Will 3-D printing launch a new industrial revolution?

Brownout

Joined Jan 10, 2012
2,390
First a disclaimer: I skipped about 4 pages of this thread.

For a moment I wondered about the 'revolution' of 3D printing, since the enabling technology has been around since the 70's. Then it hit me: this revolution is a 'grass roots' effort and let by home inventors. As it turns out, I think, the technology reached the domestic mad scientist and 3D printing is the result. It does sort of remind me of the PC revolution. There might be something there.
 

THE_RB

Joined Feb 11, 2008
5,438
Good point, but the "revolution" is occuring with industrial machines too.

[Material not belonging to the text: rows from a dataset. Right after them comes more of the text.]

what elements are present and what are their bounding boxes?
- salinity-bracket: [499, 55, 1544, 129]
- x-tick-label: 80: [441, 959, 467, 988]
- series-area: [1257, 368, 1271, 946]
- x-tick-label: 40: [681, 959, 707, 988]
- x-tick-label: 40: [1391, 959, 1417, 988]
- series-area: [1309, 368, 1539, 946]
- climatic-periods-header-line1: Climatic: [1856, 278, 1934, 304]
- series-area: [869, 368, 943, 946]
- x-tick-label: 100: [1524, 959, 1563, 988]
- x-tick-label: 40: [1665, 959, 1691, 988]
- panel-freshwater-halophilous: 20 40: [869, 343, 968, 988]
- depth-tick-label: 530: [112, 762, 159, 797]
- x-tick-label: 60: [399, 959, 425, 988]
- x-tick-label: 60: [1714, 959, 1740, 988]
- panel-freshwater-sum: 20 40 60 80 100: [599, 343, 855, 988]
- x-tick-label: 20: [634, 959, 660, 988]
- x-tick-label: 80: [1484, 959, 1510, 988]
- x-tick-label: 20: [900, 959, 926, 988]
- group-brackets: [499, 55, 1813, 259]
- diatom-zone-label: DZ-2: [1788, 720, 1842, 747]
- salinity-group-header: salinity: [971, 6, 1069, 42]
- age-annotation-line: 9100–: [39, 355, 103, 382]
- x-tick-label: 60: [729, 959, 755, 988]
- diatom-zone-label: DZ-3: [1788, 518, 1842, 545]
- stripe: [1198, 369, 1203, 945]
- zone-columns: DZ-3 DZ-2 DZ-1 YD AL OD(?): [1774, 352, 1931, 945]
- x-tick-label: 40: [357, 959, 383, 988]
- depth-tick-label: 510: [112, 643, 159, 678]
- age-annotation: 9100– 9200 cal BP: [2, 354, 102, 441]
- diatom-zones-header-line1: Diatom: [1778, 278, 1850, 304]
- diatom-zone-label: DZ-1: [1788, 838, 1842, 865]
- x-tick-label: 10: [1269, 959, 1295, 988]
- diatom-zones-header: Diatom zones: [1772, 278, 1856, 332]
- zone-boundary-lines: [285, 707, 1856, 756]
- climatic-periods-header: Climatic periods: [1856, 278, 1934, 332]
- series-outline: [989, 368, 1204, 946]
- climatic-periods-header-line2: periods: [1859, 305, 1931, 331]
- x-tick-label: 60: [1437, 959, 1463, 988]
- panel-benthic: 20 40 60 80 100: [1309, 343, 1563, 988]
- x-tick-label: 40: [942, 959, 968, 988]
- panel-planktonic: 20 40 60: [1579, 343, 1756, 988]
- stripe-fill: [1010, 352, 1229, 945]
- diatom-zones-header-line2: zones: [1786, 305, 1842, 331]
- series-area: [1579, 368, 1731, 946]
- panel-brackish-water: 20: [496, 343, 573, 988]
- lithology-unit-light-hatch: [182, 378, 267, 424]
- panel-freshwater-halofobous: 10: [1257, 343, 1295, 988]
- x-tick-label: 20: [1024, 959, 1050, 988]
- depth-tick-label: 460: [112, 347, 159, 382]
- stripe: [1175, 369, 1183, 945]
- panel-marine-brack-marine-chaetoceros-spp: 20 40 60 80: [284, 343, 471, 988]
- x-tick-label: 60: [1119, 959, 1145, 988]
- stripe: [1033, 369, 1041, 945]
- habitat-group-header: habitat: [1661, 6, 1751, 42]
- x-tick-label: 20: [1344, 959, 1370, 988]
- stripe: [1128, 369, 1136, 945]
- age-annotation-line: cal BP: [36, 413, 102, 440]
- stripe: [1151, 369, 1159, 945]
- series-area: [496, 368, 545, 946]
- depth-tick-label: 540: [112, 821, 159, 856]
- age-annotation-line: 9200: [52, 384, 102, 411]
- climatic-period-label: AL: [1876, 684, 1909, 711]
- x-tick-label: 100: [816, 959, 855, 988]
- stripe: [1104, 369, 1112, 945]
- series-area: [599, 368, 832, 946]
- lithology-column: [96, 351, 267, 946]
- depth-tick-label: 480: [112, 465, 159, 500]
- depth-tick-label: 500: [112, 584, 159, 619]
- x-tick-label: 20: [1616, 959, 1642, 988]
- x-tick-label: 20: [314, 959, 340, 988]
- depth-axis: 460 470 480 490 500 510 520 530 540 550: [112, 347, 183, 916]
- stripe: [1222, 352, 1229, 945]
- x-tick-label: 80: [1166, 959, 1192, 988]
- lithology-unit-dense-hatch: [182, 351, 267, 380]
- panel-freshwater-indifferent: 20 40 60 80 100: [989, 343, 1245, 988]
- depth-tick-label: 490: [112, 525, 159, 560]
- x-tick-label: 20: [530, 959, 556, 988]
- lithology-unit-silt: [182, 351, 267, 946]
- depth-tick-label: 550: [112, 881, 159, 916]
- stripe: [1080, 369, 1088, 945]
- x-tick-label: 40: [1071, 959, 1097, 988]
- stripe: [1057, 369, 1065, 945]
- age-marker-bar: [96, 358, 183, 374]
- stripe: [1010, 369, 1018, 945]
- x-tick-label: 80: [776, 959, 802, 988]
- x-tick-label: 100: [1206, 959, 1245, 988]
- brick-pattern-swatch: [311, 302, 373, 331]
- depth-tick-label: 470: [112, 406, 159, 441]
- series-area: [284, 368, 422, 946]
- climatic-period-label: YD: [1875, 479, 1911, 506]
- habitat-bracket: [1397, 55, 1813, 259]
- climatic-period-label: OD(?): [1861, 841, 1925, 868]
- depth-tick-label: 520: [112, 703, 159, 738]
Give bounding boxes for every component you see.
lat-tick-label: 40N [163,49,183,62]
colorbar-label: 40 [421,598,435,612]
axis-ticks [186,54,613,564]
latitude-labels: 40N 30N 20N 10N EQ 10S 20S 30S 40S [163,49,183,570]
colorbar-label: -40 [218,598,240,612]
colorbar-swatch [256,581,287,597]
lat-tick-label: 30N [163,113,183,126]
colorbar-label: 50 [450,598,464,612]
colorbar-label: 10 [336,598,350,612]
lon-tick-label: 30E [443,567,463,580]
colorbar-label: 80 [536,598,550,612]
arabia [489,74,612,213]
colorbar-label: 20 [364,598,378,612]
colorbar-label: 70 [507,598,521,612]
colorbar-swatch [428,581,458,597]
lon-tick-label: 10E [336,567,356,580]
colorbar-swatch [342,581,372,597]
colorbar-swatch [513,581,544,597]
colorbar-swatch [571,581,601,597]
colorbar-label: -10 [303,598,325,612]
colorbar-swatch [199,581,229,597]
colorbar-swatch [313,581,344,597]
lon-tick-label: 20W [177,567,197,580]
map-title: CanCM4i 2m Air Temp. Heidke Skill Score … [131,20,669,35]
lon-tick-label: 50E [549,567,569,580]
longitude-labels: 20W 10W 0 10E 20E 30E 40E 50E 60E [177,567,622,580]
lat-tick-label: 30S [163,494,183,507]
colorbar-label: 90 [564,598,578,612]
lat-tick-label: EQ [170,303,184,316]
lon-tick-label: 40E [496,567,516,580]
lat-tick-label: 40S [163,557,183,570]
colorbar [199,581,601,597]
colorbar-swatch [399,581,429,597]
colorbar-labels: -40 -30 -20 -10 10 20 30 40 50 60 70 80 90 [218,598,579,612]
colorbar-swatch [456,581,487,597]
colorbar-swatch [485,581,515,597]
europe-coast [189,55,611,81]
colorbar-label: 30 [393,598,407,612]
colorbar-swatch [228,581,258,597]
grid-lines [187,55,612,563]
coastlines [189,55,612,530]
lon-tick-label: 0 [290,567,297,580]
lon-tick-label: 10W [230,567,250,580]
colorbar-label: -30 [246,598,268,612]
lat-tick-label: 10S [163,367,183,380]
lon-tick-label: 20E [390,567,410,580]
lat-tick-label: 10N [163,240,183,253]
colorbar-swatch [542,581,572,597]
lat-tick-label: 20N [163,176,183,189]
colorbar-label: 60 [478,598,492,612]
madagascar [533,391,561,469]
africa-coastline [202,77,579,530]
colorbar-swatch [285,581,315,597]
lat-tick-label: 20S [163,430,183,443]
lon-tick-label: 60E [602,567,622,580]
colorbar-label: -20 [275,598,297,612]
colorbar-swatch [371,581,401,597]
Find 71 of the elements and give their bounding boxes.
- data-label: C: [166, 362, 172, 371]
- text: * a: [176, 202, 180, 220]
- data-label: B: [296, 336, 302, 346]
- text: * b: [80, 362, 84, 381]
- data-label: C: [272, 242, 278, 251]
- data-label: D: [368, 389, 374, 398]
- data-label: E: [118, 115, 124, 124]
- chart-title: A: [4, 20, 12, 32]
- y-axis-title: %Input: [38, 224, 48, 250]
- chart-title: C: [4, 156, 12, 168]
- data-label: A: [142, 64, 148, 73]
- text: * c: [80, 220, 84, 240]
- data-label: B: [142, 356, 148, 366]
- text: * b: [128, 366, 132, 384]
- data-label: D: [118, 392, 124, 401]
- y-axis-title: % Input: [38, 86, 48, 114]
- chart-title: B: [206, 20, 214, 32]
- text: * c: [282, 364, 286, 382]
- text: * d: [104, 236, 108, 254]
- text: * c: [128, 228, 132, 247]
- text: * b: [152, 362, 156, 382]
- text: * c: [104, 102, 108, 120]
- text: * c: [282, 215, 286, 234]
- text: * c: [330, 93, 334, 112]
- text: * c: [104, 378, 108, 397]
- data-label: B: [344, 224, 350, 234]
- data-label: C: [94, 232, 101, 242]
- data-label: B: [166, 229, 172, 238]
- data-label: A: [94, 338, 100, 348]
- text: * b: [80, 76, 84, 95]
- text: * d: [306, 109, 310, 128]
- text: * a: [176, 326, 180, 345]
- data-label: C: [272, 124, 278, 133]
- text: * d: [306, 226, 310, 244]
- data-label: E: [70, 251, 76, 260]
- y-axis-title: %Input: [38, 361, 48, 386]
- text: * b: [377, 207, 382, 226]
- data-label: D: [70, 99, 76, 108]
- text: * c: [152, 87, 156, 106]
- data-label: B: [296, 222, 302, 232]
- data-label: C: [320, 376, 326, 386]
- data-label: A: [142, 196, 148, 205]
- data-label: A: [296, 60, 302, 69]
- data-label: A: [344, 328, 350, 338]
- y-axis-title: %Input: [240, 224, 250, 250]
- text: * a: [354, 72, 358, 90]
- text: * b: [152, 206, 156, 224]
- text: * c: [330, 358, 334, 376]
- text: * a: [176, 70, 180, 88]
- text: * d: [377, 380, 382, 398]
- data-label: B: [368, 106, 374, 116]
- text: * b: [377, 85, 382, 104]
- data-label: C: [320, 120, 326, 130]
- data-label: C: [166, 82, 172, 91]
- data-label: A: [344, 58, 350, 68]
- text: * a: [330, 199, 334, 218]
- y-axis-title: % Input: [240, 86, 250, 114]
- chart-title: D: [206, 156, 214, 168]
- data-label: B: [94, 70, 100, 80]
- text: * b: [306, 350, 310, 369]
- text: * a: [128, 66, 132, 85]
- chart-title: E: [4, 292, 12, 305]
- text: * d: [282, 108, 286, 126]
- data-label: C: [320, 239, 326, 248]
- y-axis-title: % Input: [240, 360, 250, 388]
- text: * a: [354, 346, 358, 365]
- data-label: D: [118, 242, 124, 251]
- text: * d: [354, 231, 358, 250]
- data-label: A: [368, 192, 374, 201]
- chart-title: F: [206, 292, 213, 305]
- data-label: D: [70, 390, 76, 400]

Some now can print multiple materials, like clear/coloured/had plastic/soft plastic/rubber/wax etc all at the same time.

Generally the wax is a support material, but the others are permanent and allow printing something like a toy car with clear windows and rubber tyres, fully assembled!

The applications of that multi material tech are pretty revolutionary, especially in electronics.

Imagine being able to simultaneously print in materials; plastic/conductor/resistive/light emitting etc on a micro scale and have a finished electronic device?
 

Thread Starter

Wendy

Joined Mar 24, 2008
23,429
There are conductive plastics that raise interesting possibilities. There is some effort to make metallic 3D printers, I have no clue how they work, but am interested.
 

THE_RB

Joined Feb 11, 2008
5,438
I saw a commercial design metallic printer on TV. It used a bed of metal powder, then bubblejet printed glue to glue the powder together in layers to make a 3D metal object.

The object was delicate, and had to be gently removed and supported in chalk powder etc, and put in a kiln. The kiln sintered the metal dust together and burnt off the few percent of glue. Result was a solid metal object.
 

GopherT

Joined Nov 23, 2012
8,009
There is an active post under "projects" to build an open source / group sourced metallic 3D printer. A very successful plastic printer already has been built as an Internet team (RepRap). In fact, more parts have been built with a RepRap than any commercial printer (as a sum of all parts ever printed).

The metallic project team is asking AAC members for help in design and programming. They are just starting out. They want to use something known in the industry as, "laser sintering" of metal powders.

ACC Thread on metal 3D printing
 

Thread Starter

Wendy

Joined Mar 24, 2008
23,429
I noticed it. As long as there are no requests for money it is OK. That is what usually gets most projects like that in trouble here.
 

colepinter

Joined Apr 19, 2013
10
Theres a documentary where people are making guns with 3D printers. look it up on youtube... crazy stuff....
But yes, ive even seen this one company selling 3d printers for pretty cheap compared the the most of them, i think under 1000 or something around there...
Give it another 10 years, they will be very common, and i think humanity will change alot. . . i think 3d printer will bring alot of solutions to people, as well as alot of problems.
 

GopherT

Joined Nov 23, 2012
8,009

Delaj

Joined Aug 12, 2013
4
Wow, so it is banned already? Anyone else see a lot of future technological ideas being banned because the government isn't okay with it as it might pose a risk. Seems silly to halt production on things that can really make a change in the world.
 

Thread Starter

Wendy

Joined Mar 24, 2008
23,429
You miss a major point, no casting required, and it is a one step process.

I've been using 3D software to draw projects, and it is easy.